If Cameron G’s high school buddy had “collected several of the Oz books” and referred to the initial one of the series as The Wizard of Oz, he was not paying attention. The book is titled The Wonderful Wizard of Oz. Besides turning the slippers from silver to ruby (completely understandable for a Technicolor movie), MGM clipped the title.

The first edition, from the George M. Hill company, was The Wonderful Wizard of Oz. When Hill overextended and went bankrupt, the copyright ended up in the hands of Bobbs-Merrill, who issued it under the title The New Wizard of Oz, because, they said, they didn’t want it to be confused with the Broadway play, which was named The Wizard of Oz. The New Wizard of Oz remained the official title of American editions into the fifties, when the original copyright expired. From then on, the normal title has been The Wizard of Oz.

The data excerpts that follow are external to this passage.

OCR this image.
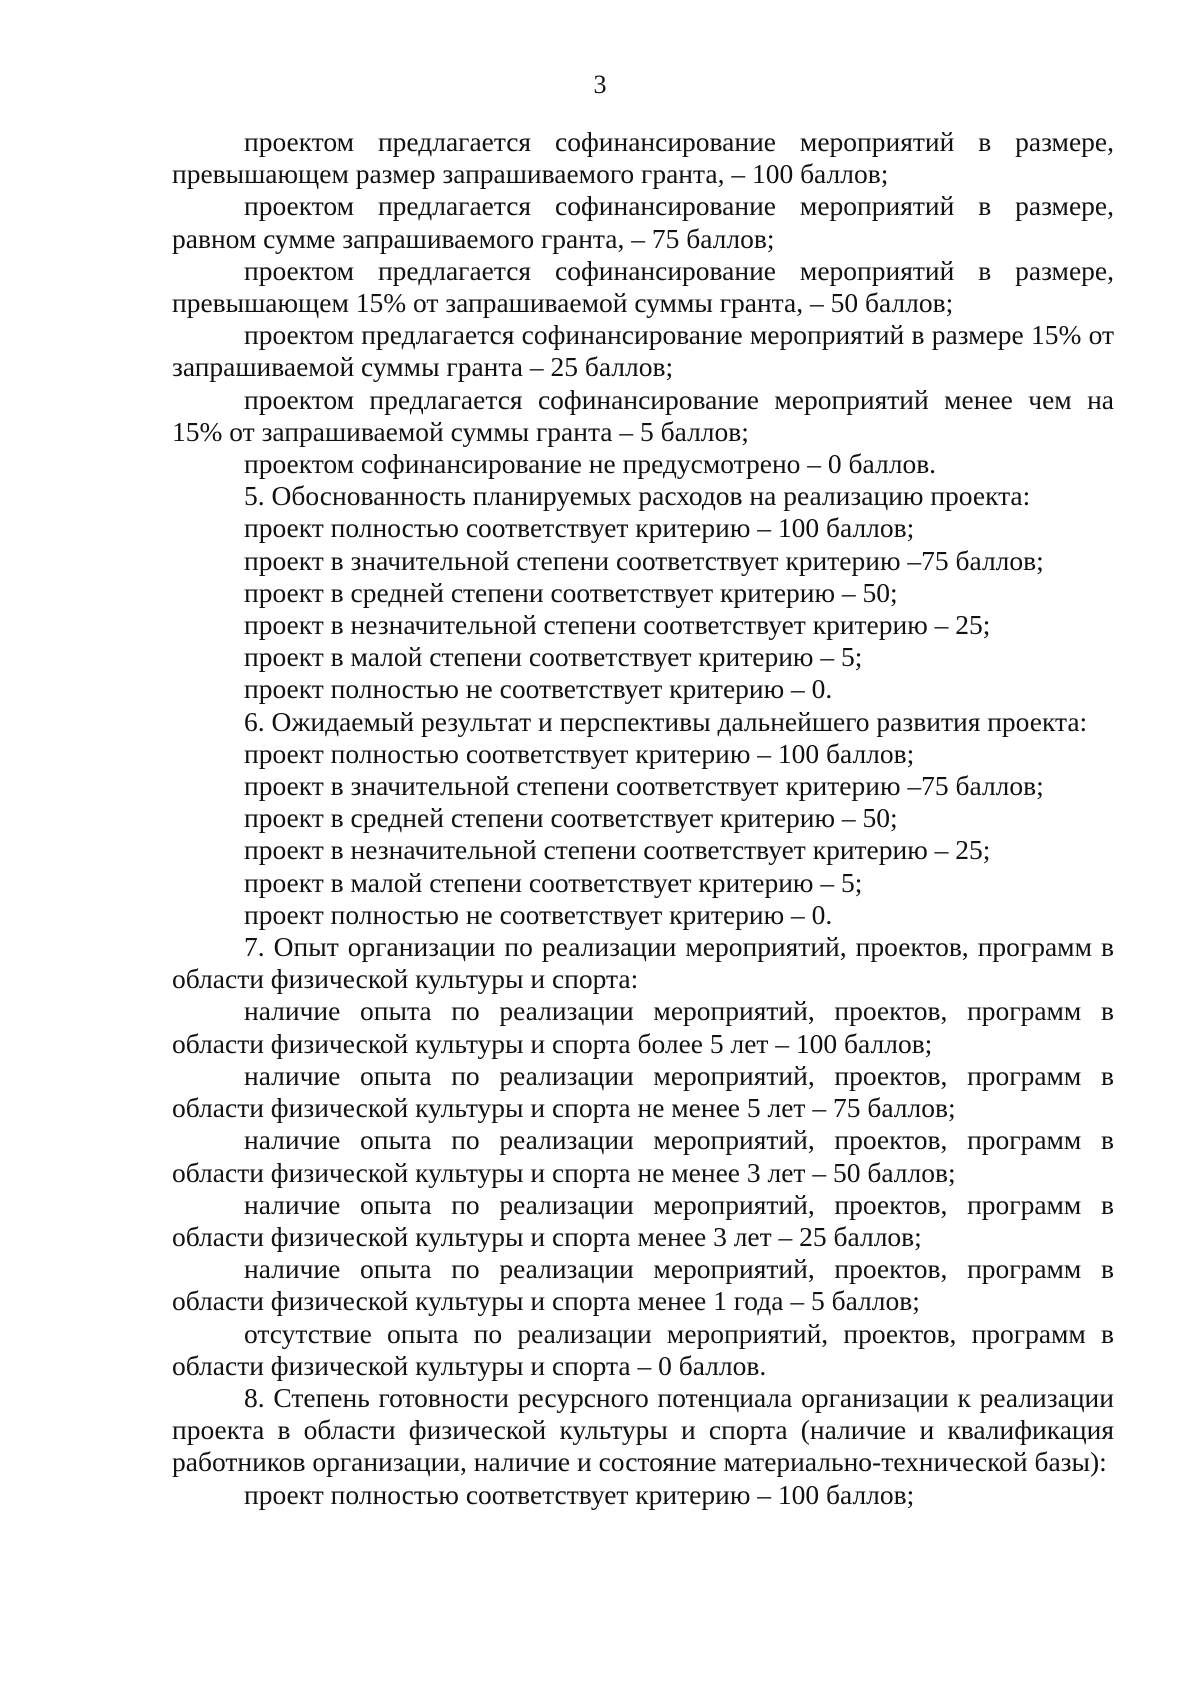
3

проектом предлагается софинансирование мероприятий в размере, превышающем размер запрашиваемого гранта, – 100 баллов;

проектом предлагается софинансирование мероприятий в размере, равном сумме запрашиваемого гранта, – 75 баллов;

проектом предлагается софинансирование мероприятий в размере, превышающем 15% от запрашиваемой суммы гранта, – 50 баллов;

проектом предлагается софинансирование мероприятий в размере 15% от запрашиваемой суммы гранта – 25 баллов;

проектом предлагается софинансирование мероприятий менее чем на 15% от запрашиваемой суммы гранта – 5 баллов;

проектом софинансирование не предусмотрено – 0 баллов.

5. Обоснованность планируемых расходов на реализацию проекта:

проект полностью соответствует критерию – 100 баллов;

проект в значительной степени соответствует критерию –75 баллов;

проект в средней степени соответствует критерию – 50;

проект в незначительной степени соответствует критерию – 25;

проект в малой степени соответствует критерию – 5;

проект полностью не соответствует критерию – 0.

6. Ожидаемый результат и перспективы дальнейшего развития проекта:

проект полностью соответствует критерию – 100 баллов;

проект в значительной степени соответствует критерию –75 баллов;

проект в средней степени соответствует критерию – 50;

проект в незначительной степени соответствует критерию – 25;

проект в малой степени соответствует критерию – 5;

проект полностью не соответствует критерию – 0.

7. Опыт организации по реализации мероприятий, проектов, программ в области физической культуры и спорта:

наличие опыта по реализации мероприятий, проектов, программ в области физической культуры и спорта более 5 лет – 100 баллов;

наличие опыта по реализации мероприятий, проектов, программ в области физической культуры и спорта не менее 5 лет – 75 баллов;

наличие опыта по реализации мероприятий, проектов, программ в области физической культуры и спорта не менее 3 лет – 50 баллов;

наличие опыта по реализации мероприятий, проектов, программ в области физической культуры и спорта менее 3 лет – 25 баллов;

наличие опыта по реализации мероприятий, проектов, программ в области физической культуры и спорта менее 1 года – 5 баллов;

отсутствие опыта по реализации мероприятий, проектов, программ в области физической культуры и спорта – 0 баллов.

8. Степень готовности ресурсного потенциала организации к реализации проекта в области физической культуры и спорта (наличие и квалификация работников организации, наличие и состояние материально-технической базы):

проект полностью соответствует критерию – 100 баллов;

The first sequel, The Marvelous Land of Oz, saw its title similarly shortened after a few years. That book, by the way, comes much closer to satirizing the French Revolution, as does the a somewhat later sequel, The Magic of Oz.

Huh. Guess I’ve see only the original editions, then, or reproductions like my Kindle edition. The wiki article I linked to does mention in passing,

but there’s no citation. The disambiguation pages for TWoO and TWWoO both have pointers to the Hill edition.

All the details are available in Bibliographia Oziana. (Yes, the publication history of the series is insane enough to merit a whole book indexing editions and states.)

My high-school history book taught the Oz as Populist Parable bit. Now I find it is not true. Huh.